Eloignement progressif

L'enracinement progressif de la chrétienté fit évolue les choses différemment. Ainsi le bas Moyen Age enterrera-t-il ses saints directement dans les églises érigées au cœur des villages ; et l'on inhumait les habitants au plus près des saints (ad sanctos), afin de leur ménager un accès au paradis plus aisé. Pour des raisons d'hygiène, l'Église reviendra toutefois sur cette pratique et déplacera l'espace funéraire dans l'aître, terrain qui jouxte l'église. L'Occident chrétien médiéval a ceci de remarquable que les vivants coexistent avec leurs morts. Le cimetière s'apparente alors à ce que nous appellerions aujourd'hui un "lieu de vie", où la communauté poursuit à loisir ses activités traditionnelles : foires, salons, marchés, spectacles, divertissements ; l'activité des vivants se déploie dans un espace funéraire socialement surqualifié. Cet espace et les modalités de son occupation vont se transformer en fonction de l'évolution de l'institution ecclésiale. Le caractère sacré du lieu funéraire définitivement établi à la  Renaissance, il sera sanctuarisé, clôturé physiquement et symboliquement protégé du regard des vivants et de leur commerce.

Concomitamment, apparaîtront les premières sépultures individualisées et les premières décorations funéraires, reléguant à jamais les fosses communes usuelles. Dans le courant du XVIIIe siècle, les cimetières déserteront à nouveau les centres d'habitation vers les périphéries. Les progrès de l'hygiénisme sous-tendent ce déplacement géographique, mais il faudrait également évoquer le vitalisme optimiste de l'époque et les progrès de la laïcité. En France, devenues terrain public communal par une loi de 1881, les sépultures sont, dès la Révolution, gérées par les autorités municipales laïques.

Un espace paysagé

Les premières considérations esthétiques vont faire leur apparition au XIXe siècle, dans le souci d'adoucir l'image de l'espace funéraire ; ce mouvement s'accompagne de l'essor du romantisme noir, volontiers sépulcral, et de son compagnonnage lyrique avec la mort.
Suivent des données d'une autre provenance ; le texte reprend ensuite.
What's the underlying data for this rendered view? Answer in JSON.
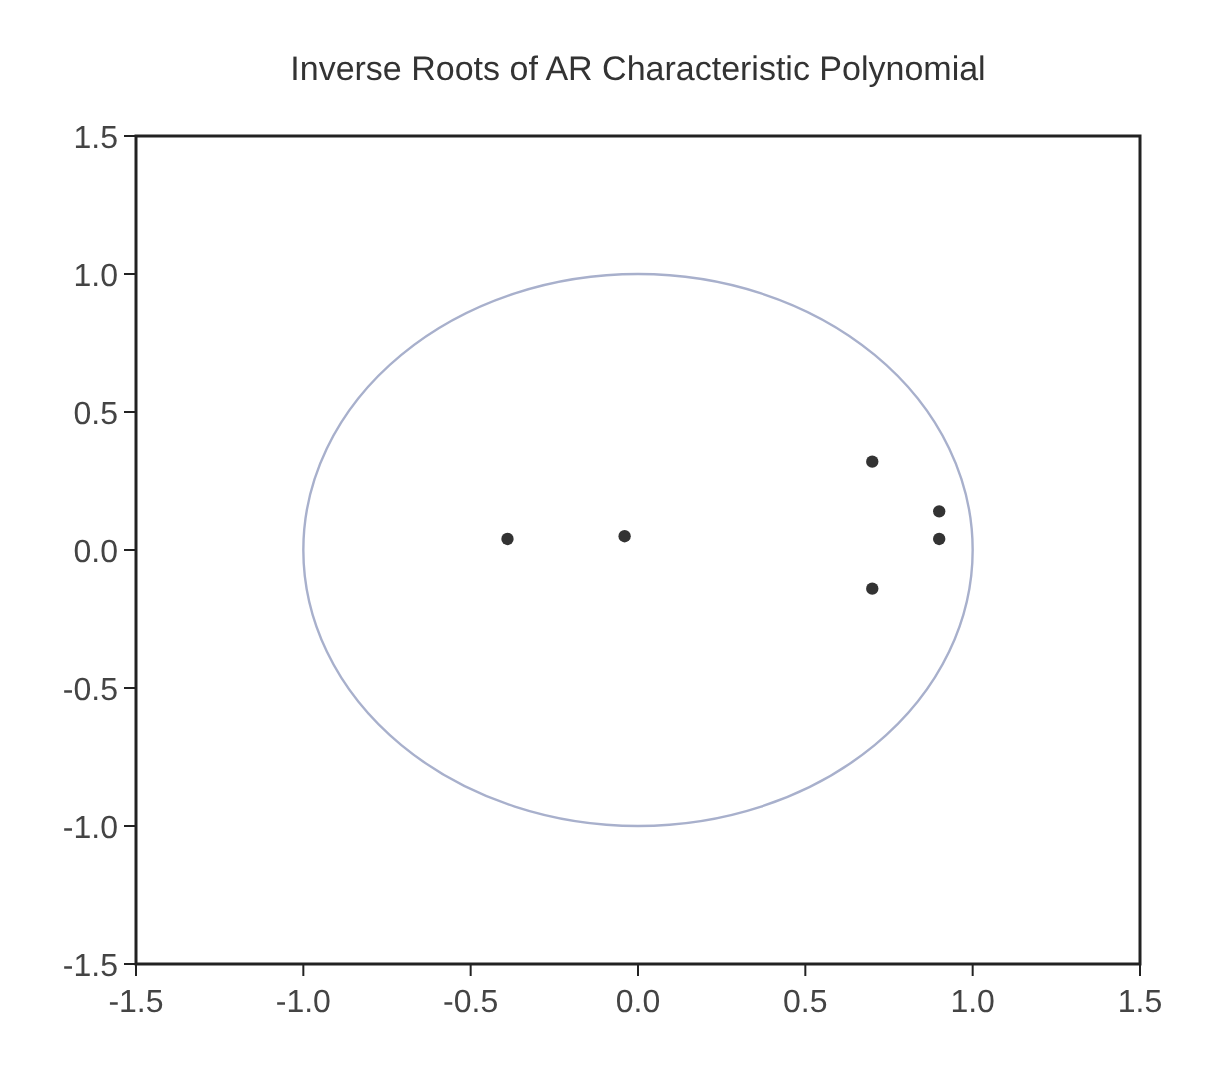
{
  "chart_data": {
    "type": "scatter",
    "title": "Inverse Roots of AR Characteristic Polynomial",
    "xlim": [
      -1.5,
      1.5
    ],
    "ylim": [
      -1.5,
      1.5
    ],
    "xticks": [
      -1.5,
      {
        "value": -1,
        "label": "-1.0"
      },
      -0.5,
      {
        "value": 0,
        "label": "0.0"
      },
      0.5,
      {
        "value": 1,
        "label": "1.0"
      },
      1.5
    ],
    "yticks": [
      -1.5,
      {
        "value": -1,
        "label": "-1.0"
      },
      -0.5,
      {
        "value": 0,
        "label": "0.0"
      },
      0.5,
      {
        "value": 1,
        "label": "1.0"
      },
      1.5
    ],
    "marker": "circle",
    "series": [
      {
        "color": "#333333",
        "x": [
          -0.39,
          -0.04,
          0.7,
          0.9,
          0.9,
          0.7
        ],
        "values": [
          0.04,
          0.05,
          0.32,
          0.14,
          0.04,
          -0.14
        ]
      }
    ]
  }
}
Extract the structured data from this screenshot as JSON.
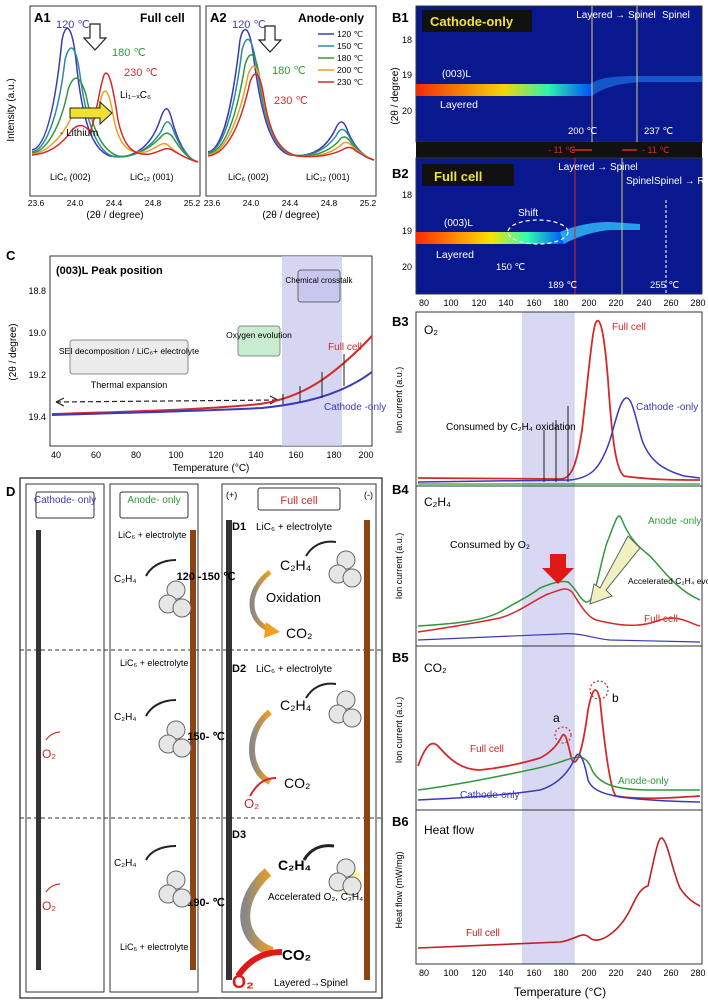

C'est de cette époque que l'on peut dater la naissance du cimetière comme espace architectural et paysager, ainsi que le cadastrage des concessions, destinées à la location ou à la vente. La végétation y apparaît de plus en plus luxuriante, pour apaiser le caractère dramatique des visites. Le XXe siècle poursuivra et amplifiera ce mouvement. Aussi la plupart des nouveaux cimetières sont-ils désormais construits à l'extérieur des villes, et font état de projets qui entrent de plain-pied dans les plans d'aménagement et de développement urbains.

Devenue le mode légal de funérailles en France au VIème siècle, l’inhumation se heurte de nos jours à un épineux problème de place. Non parce que l’on mourrait davantage qu’autrefois, mais parce que l’expansion géographique des villes, conjuguée aux évolutions démographiques, à la montée en puissance des préoccupations environnementales et des contraintes définies par le Code de l’urbanisme compliquent au plus haut point l'édification de cimetières. 

Ce problème d’espace explique d’ailleurs en bonne partie le succès croissant des techniques de crémation. Reste que la tombe traditionnelle, en marquant physiquement l’emplacement du défunt, facilite le recueillement de ceux qui viennent honorer leurs morts. Etape importante du deuil ou simple manière de cultiver la mémoire du défunt, que l’on soit ou pas croyant, le recueillement s’avère en effet plus problématique devant un columbarium, d’aspect plus anonyme. 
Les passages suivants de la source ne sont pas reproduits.